I can clearly feel that in this reorganized family, they live at the bottom and steal not only the fishing gear, shampoo, and bread from the store, but also the missing emotions in their lives.
Walking home along the familiar road, there is a long shadow under the street lamp, there is a kind of comfort that I don't know how to describe. My heart, which was heavy because of the movie, suddenly became a lot easier.
three
Maybe it's an extension of myself, I love watching people who go to the cinema alone to see a movie.
They are of different ages and emotions, and they buy different types of movies and enter the corresponding theaters. I have seen a girl who cried from beginning to end in "Predecessor 3: Goodbye to my Ex"; I also saw a young man in his thirties who cried when he saw his grandmother in "Dream Travel". Of course, there were also people who followed "Shameful Iron Fist" and "Cohabitation in Time and Space" made their faces hurt from laughing.
I guess they might be glad they were watching the movie by themselves. You don't have to explain why you cry, and you don't have to worry about a certain point of laughter being too low. Just let yourself be frank with all your emotions, and treat these dozens of minutes as a vacuum in your life. Short and precious, lonely and abundant, like a gift from myself.
When I was still working in Beijing, I had less time to make appointments with people to watch movies. On the one hand, it was easy to be suddenly told that I needed to work overtime, and I would passively break the appointment; It costs a lot. So, speaking of it, I often watch movies by myself.
There are many young people living in the city who are alone. They all have a similar face, either energetic and looking forward to the future, or tired and fed up with work and life. Either way, I've seen them all while waiting.
We can make hotpot appointments, KTV appointments, and travel together with friends. There are many things we can do with friends, so I prefer to keep watching movies to myself. When the movie opens and the lights go down, I feel emotionally safe.

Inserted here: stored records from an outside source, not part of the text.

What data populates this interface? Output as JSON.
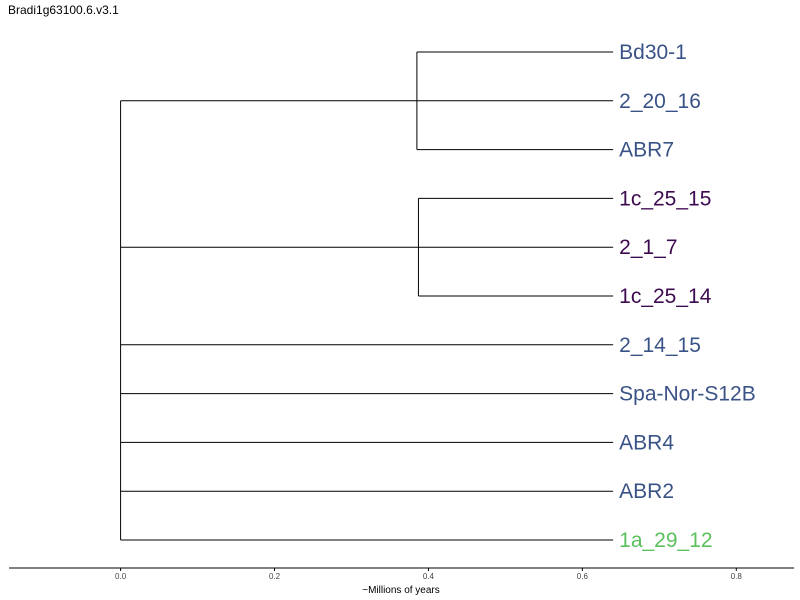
{
  "title": "Bradi1g63100.6.v3.1",
  "colors": {
    "group_blue": "#3a5386",
    "group_purple": "#3d0a4f",
    "group_green": "#5cc05c"
  },
  "tree": {
    "leaves": [
      {
        "label": "Bd30-1",
        "group": "group_blue"
      },
      {
        "label": "2_20_16",
        "group": "group_blue"
      },
      {
        "label": "ABR7",
        "group": "group_blue"
      },
      {
        "label": "1c_25_15",
        "group": "group_purple"
      },
      {
        "label": "2_1_7",
        "group": "group_purple"
      },
      {
        "label": "1c_25_14",
        "group": "group_purple"
      },
      {
        "label": "2_14_15",
        "group": "group_blue"
      },
      {
        "label": "Spa-Nor-S12B",
        "group": "group_blue"
      },
      {
        "label": "ABR4",
        "group": "group_blue"
      },
      {
        "label": "ABR2",
        "group": "group_blue"
      },
      {
        "label": "1a_29_12",
        "group": "group_green"
      }
    ],
    "clades": [
      {
        "node_age": 0.385,
        "members": [
          0,
          1,
          2
        ]
      },
      {
        "node_age": 0.387,
        "members": [
          3,
          4,
          5
        ]
      }
    ],
    "tip_age": 0.64
  },
  "axis": {
    "label": "~Millions of years",
    "ticks": [
      "0.0",
      "0.2",
      "0.4",
      "0.6",
      "0.8"
    ],
    "tick_values": [
      0.0,
      0.2,
      0.4,
      0.6,
      0.8
    ],
    "domain": [
      -0.145,
      0.875
    ]
  }
}
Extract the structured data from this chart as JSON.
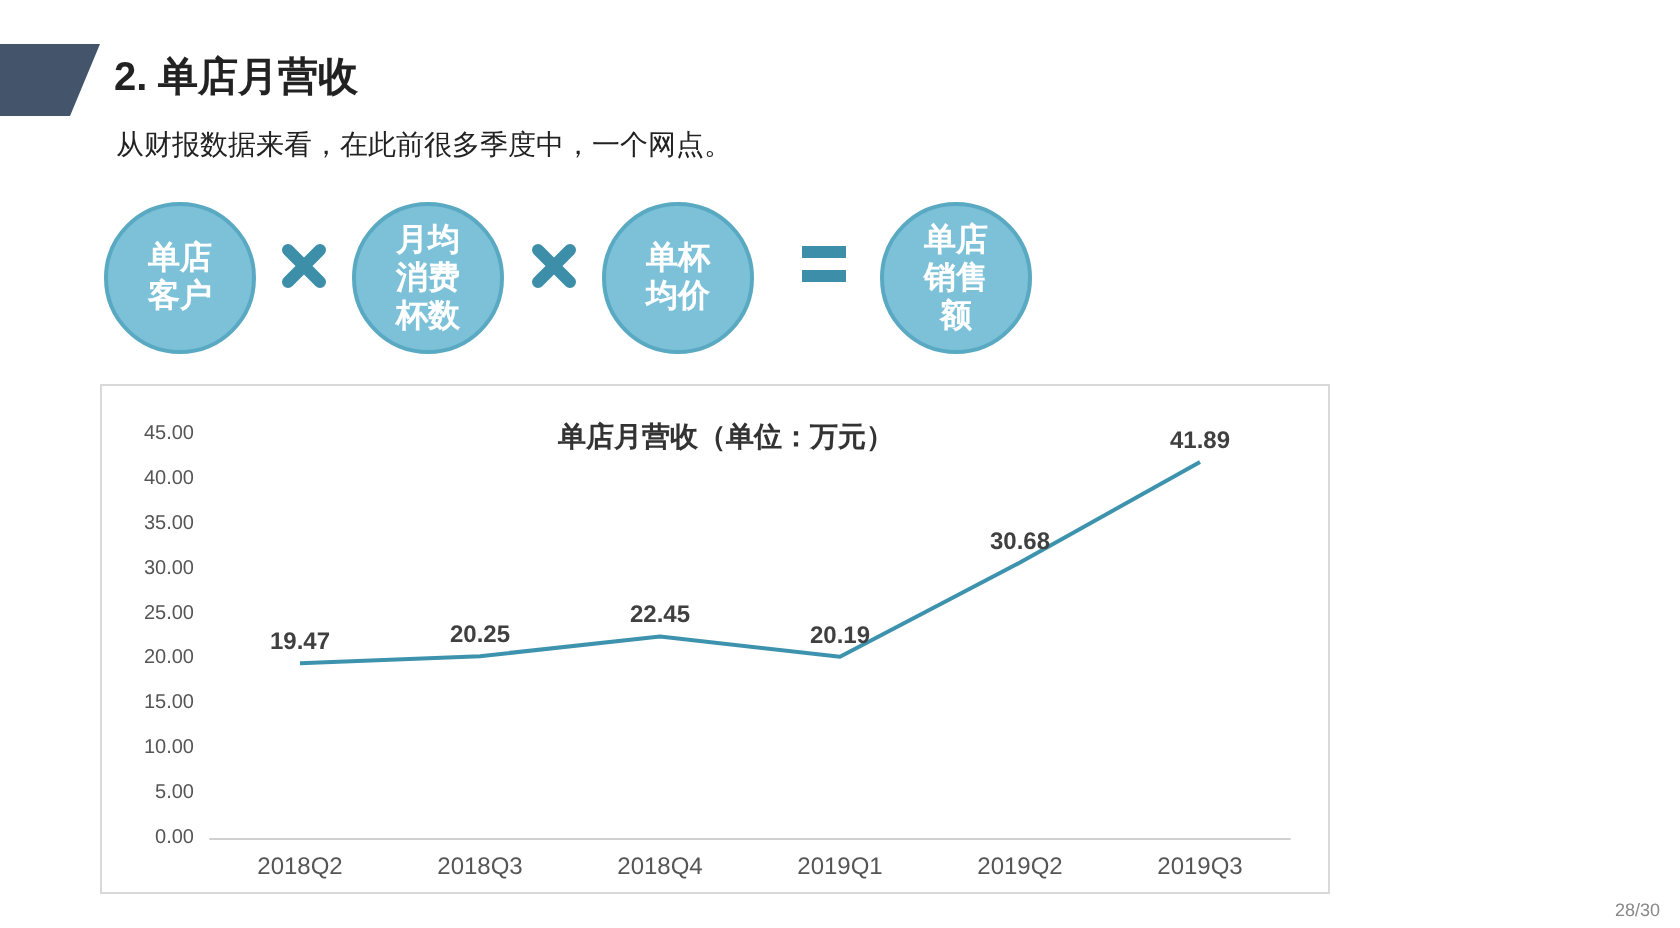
{
  "chart_data": {
    "type": "line",
    "title": "单店月营收（单位：万元）",
    "categories": [
      "2018Q2",
      "2018Q3",
      "2018Q4",
      "2019Q1",
      "2019Q2",
      "2019Q3"
    ],
    "values": [
      19.47,
      20.25,
      22.45,
      20.19,
      30.68,
      41.89
    ],
    "color": "#3d93ad",
    "ylim": [
      0,
      45
    ],
    "yticks": [
      {
        "value": 0,
        "label": "0.00"
      },
      {
        "value": 5,
        "label": "5.00"
      },
      {
        "value": 10,
        "label": "10.00"
      },
      {
        "value": 15,
        "label": "15.00"
      },
      {
        "value": 20,
        "label": "20.00"
      },
      {
        "value": 25,
        "label": "25.00"
      },
      {
        "value": 30,
        "label": "30.00"
      },
      {
        "value": 35,
        "label": "35.00"
      },
      {
        "value": 40,
        "label": "40.00"
      },
      {
        "value": 45,
        "label": "45.00"
      }
    ],
    "data_labels": true,
    "grid": false,
    "marker": "none",
    "line_style": "solid",
    "annotations": [
      "2. 单店月营收",
      "从财报数据来看，在此前很多季度中，一个网点。",
      "单店客户",
      "月均消费杯数",
      "单杯均价",
      "单店销售额",
      "28/30"
    ]
  }
}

And, after living for more than twenty years, I have decided in my heart that the so-called "empathy" is a deceptive idiom. Everyone has their own experiences. Even if they encounter the same thing, the impact will be different due to their own tolerance and growth experience.

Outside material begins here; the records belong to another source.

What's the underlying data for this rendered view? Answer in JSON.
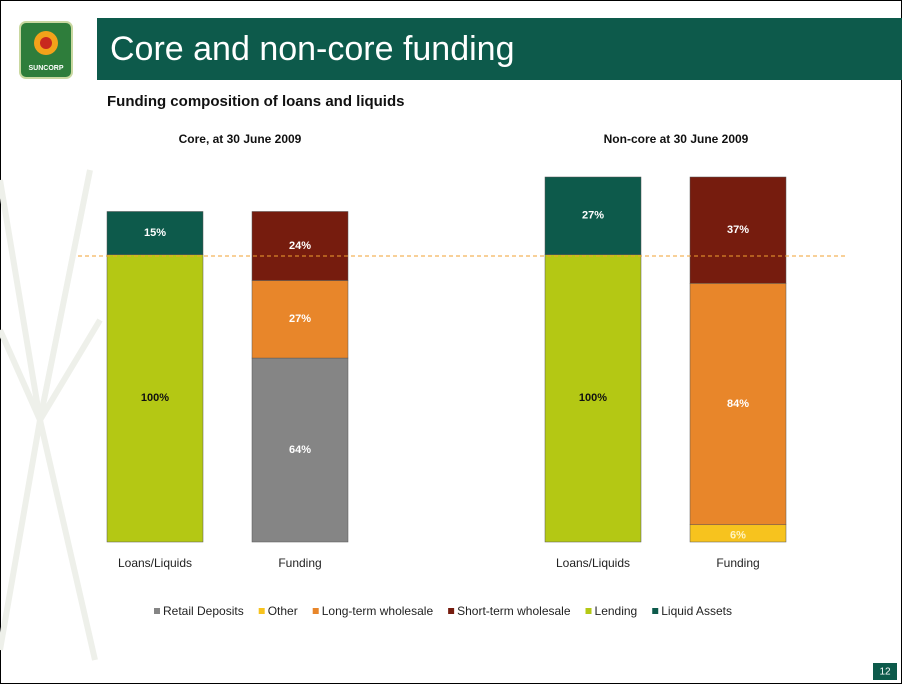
{
  "header": {
    "logo_text": "SUNCORP",
    "title": "Core and non-core funding"
  },
  "page_number": 12,
  "chart_data": {
    "type": "bar",
    "stacked": true,
    "subtitle": "Funding composition of loans and liquids",
    "group_titles": [
      "Core, at 30 June 2009",
      "Non-core  at 30 June 2009"
    ],
    "categories": [
      "Loans/Liquids",
      "Funding",
      "Loans/Liquids",
      "Funding"
    ],
    "series": [
      {
        "name": "Retail Deposits",
        "color": "#858585",
        "values": [
          null,
          64,
          null,
          null
        ],
        "value_labels": [
          null,
          "64%",
          null,
          null
        ]
      },
      {
        "name": "Other",
        "color": "#f7c31e",
        "values": [
          null,
          null,
          null,
          6
        ],
        "value_labels": [
          null,
          null,
          null,
          "6%"
        ]
      },
      {
        "name": "Long-term wholesale",
        "color": "#e8862a",
        "values": [
          null,
          27,
          null,
          84
        ],
        "value_labels": [
          null,
          "27%",
          null,
          "84%"
        ]
      },
      {
        "name": "Short-term wholesale",
        "color": "#761c0e",
        "values": [
          null,
          24,
          null,
          37
        ],
        "value_labels": [
          null,
          "24%",
          null,
          "37%"
        ]
      },
      {
        "name": "Lending",
        "color": "#b4c814",
        "values": [
          100,
          null,
          100,
          null
        ],
        "value_labels": [
          "100%",
          null,
          "100%",
          null
        ]
      },
      {
        "name": "Liquid Assets",
        "color": "#0d5a4b",
        "values": [
          15,
          null,
          27,
          null
        ],
        "value_labels": [
          "15%",
          null,
          "27%",
          null
        ]
      }
    ]
  }
}
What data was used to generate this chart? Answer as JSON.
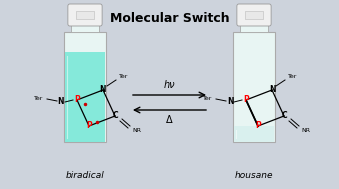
{
  "title": "Molecular Switch",
  "title_fontsize": 9,
  "title_fontweight": "bold",
  "background_color": "#cdd3dc",
  "label_left": "biradical",
  "label_right": "housane",
  "arrow_top": "hν",
  "arrow_bottom": "Δ",
  "vial_left_liquid_color": "#7ae8d8",
  "vial_right_liquid_color": "#d8f0ee",
  "vial_glass_color": "#e8f5f3",
  "vial_edge_color": "#aaaaaa",
  "vial_cap_color": "#f0f0f0"
}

This may be the reason why most people are lonely, but loneliness is loneliness. This is an unsolved problem. But lonely people can also feel warm and safe in different things.

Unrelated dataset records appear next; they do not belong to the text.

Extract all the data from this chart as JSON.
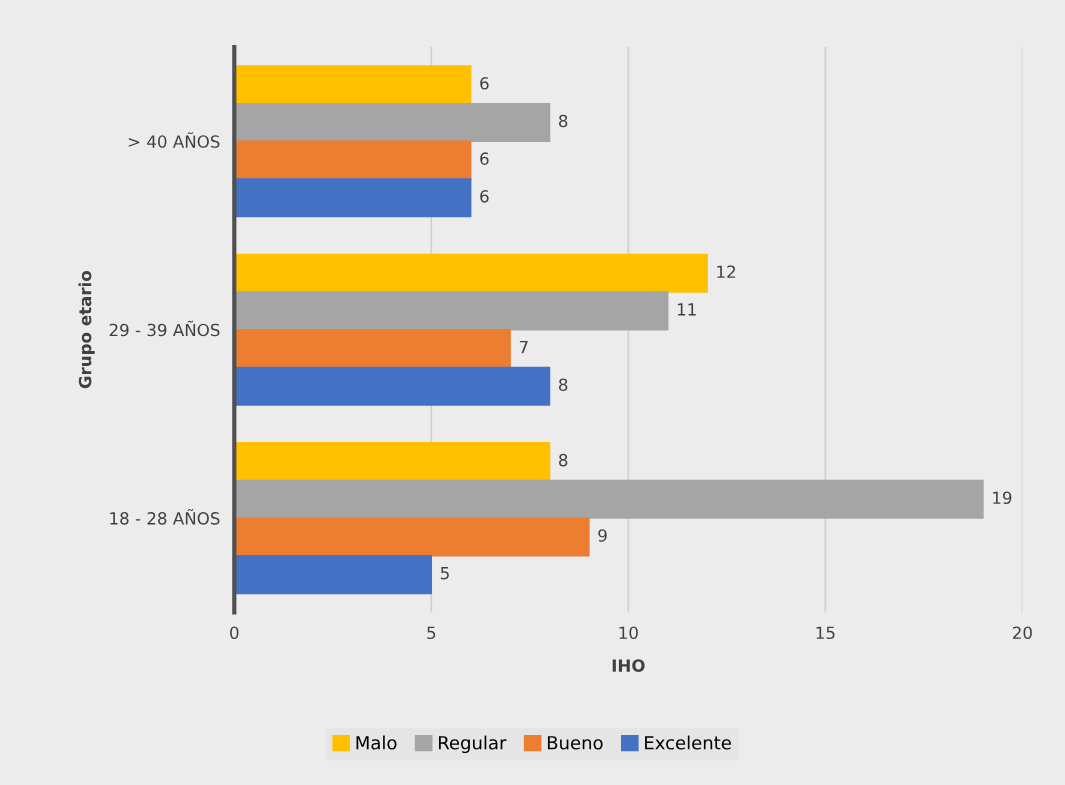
{
  "chart_data": {
    "type": "bar",
    "orientation": "horizontal",
    "xlabel": "IHO",
    "ylabel": "Grupo etario",
    "categories": [
      "> 40 AÑOS",
      "29 - 39 AÑOS",
      "18 - 28 AÑOS"
    ],
    "series": [
      {
        "name": "Malo",
        "color": "#ffc000",
        "values": [
          6,
          12,
          8
        ]
      },
      {
        "name": "Regular",
        "color": "#a5a5a5",
        "values": [
          8,
          11,
          19
        ]
      },
      {
        "name": "Bueno",
        "color": "#ed7d31",
        "values": [
          6,
          7,
          9
        ]
      },
      {
        "name": "Excelente",
        "color": "#4472c4",
        "values": [
          6,
          8,
          5
        ]
      }
    ],
    "xlim": [
      0,
      20
    ],
    "xticks": [
      0,
      5,
      10,
      15,
      20
    ],
    "grid": "x",
    "legend": "bottom",
    "data_labels": true
  }
}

I like everything in the movie theater. I enjoy the whole world alone. I feel bored while waiting. I am fully engaged when watching a movie. Such an audience has only one, and this kind of order is very wonderful.
In my opinion, one's cinema is a refuge from complex life. It gives us a short time to repair, and it also gives us some kind of emotional and spiritual cues. All lonely people find resonance in their emotions, and the dark and unknown environment provides a relatively reliable private space. I am grateful to the people who invented and created the cinema. It is not only a social place, but also a place for lonely souls to look at each other and smile. and the sites they left. It's comforting to know that there are so many people like me, even when I feel sad sometimes. And this is some kind of small but definite happiness.